I’m getting hundreds of these in my gvm/openvas.log file using the latest securecompliance/gvm docker container (gvmd 21.4.3, ospd-openvas 21.4.2/21.4.0):
lib nasl:MESSAGE:2021-09-20 16h36.25 utc:4470: 4470 nasl_exec: bad regex at or near line 93
lib nasl:MESSAGE:2021-09-20 16h41.00 utc:11405: 11405(/var/lib/openvas/plugins/2012/secpod_apache_http_srv_cookie_info_disc_vuln.nasl:0) Line 93: Cannot compile regex: Cookie: c[0-9]=X{820}; path=/; (error 10: Invalid contents of {})

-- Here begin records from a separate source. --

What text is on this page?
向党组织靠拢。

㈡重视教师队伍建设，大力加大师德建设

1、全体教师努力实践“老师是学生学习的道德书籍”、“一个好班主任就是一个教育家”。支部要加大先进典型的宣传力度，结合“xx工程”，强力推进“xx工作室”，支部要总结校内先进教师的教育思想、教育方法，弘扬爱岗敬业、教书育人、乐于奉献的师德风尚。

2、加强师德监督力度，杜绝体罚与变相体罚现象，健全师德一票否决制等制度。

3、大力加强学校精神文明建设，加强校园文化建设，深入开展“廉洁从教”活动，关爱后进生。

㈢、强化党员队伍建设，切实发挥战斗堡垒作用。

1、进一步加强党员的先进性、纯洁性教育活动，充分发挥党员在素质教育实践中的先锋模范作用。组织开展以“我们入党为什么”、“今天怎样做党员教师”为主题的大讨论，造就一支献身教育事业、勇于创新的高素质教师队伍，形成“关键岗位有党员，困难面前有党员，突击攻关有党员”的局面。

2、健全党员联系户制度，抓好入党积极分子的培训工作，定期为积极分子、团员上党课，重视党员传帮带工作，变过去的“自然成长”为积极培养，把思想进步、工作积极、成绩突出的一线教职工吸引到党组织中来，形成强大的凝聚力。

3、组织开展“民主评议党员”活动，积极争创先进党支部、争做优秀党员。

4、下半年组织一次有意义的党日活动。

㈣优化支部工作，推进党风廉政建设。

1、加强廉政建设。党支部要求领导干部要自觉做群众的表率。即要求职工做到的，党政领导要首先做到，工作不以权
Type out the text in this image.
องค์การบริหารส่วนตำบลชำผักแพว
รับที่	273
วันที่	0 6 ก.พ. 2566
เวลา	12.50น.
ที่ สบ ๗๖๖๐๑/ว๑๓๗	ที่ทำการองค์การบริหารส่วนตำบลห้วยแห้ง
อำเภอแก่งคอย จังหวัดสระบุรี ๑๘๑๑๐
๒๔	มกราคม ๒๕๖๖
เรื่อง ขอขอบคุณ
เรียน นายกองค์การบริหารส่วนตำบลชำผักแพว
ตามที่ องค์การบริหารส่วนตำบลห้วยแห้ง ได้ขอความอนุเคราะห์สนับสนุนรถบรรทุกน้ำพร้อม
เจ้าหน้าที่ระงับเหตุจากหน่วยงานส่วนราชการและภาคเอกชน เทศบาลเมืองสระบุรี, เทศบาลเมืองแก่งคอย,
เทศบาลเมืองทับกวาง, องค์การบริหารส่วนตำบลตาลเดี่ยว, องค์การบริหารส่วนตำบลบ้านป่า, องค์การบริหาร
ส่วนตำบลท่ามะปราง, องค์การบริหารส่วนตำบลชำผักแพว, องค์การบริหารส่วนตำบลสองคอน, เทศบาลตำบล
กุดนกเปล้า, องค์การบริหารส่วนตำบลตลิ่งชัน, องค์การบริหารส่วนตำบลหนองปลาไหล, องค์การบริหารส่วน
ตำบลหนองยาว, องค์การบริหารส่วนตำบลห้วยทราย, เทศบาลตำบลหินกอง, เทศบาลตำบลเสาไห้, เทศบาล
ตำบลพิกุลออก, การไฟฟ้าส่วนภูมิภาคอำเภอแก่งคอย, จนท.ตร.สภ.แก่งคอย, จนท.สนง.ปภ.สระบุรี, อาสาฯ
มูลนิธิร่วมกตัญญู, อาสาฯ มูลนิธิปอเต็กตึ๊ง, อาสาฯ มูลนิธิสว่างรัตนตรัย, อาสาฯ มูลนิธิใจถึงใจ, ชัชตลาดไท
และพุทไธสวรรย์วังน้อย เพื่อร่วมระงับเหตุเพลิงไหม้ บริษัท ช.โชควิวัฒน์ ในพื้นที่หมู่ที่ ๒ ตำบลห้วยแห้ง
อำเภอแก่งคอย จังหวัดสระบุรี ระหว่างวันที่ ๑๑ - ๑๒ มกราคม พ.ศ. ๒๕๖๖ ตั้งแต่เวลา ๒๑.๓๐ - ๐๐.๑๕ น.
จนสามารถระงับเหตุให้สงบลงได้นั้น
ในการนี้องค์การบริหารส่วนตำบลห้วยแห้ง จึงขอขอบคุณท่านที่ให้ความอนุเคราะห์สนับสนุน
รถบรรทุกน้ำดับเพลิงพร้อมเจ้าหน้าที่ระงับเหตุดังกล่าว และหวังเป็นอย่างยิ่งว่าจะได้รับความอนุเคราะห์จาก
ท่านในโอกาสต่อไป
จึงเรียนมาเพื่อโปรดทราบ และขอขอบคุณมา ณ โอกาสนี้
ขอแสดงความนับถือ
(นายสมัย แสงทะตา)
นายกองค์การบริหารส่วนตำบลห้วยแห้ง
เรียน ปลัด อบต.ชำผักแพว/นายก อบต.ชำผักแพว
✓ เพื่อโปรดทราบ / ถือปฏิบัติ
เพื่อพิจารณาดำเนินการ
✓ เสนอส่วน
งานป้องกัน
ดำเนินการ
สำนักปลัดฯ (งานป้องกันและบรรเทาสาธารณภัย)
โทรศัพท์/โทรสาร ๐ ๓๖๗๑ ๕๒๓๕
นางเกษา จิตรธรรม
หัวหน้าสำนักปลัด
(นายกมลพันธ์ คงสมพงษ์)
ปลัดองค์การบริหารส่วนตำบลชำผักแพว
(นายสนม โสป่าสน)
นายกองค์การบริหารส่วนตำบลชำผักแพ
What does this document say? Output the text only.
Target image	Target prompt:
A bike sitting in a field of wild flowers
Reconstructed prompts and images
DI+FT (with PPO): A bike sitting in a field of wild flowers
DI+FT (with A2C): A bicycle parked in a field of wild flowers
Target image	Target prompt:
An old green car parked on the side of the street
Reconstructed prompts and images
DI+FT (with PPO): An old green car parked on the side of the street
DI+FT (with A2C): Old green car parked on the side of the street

AFAICT this is a limitation of the regex library used by the scanner host (in this case Alpine linux running within the docker container or more specifically the mus libc of Alpine). See the following discussion for more background info:
Currently there are a few options:
Posting this link as a cross-reference:
The maintainer of the regex library in Alpine Linux that throws this error suggested that the iterator count of 820 is too large for their implementation. He suggested changing
X{820}
to
(X{82}){10}
which I have briefly tested and which does not display errors. Perhaps the plugin can be modified in this way.
Thanks,
Karl
There might be a misunderstanding, at least the suggestion for the regex in https://github.com/Secure-Compliance-Solutions-LLC/GVM-Docker/issues/288#issuecomment-940853663 came from my side.
Nonetheless thanks a lot for the additional testing. I would need to have at least some additional / more throughout testing from some using Alpine to confirm that the workaround is working correctly before pushing it into the feed. I will add some notes how the testing can be done on the issue linked above in a few minutes.